Bij tussenuitspraak van 18 juni 2014 in zaak nr. 201112416/1/R3 heeft de Afdeling de raad opgedragen om binnen 16 weken na de verzending van de tussenuitspraak het daarin omschreven gebrek in het besluit van 3 september 2013 te herstellen.
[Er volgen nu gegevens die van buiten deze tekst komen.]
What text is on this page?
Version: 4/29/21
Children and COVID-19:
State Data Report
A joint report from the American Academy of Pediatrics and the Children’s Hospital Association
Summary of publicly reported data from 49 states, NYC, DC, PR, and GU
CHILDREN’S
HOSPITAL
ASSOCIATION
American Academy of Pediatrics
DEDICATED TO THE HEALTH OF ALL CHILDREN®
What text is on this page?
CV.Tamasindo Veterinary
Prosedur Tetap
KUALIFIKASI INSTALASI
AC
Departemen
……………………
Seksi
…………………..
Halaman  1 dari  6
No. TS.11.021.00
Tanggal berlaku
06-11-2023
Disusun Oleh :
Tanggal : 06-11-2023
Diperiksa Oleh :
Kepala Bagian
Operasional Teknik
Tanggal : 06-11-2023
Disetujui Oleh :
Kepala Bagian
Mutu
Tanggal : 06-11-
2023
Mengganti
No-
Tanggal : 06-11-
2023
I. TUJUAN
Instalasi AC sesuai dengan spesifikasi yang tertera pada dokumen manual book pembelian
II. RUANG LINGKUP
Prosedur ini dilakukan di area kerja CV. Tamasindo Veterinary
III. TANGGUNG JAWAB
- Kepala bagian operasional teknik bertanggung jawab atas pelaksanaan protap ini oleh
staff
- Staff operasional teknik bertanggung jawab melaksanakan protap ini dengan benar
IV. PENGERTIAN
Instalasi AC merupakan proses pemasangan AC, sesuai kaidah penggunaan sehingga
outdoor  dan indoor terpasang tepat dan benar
Deze tussenuitspraak is aangehecht.
Bij besluit van 2 september 2014, heeft de raad het besluit van 3 september 2013 gewijzigd vastgesteld.
Partijen zijn in de gelegenheid gesteld hun zienswijzen over de wijze waarop het gebrek is hersteld naar voren te brengen.
De Afdeling heeft bepaald dat een nadere zitting achterwege blijft.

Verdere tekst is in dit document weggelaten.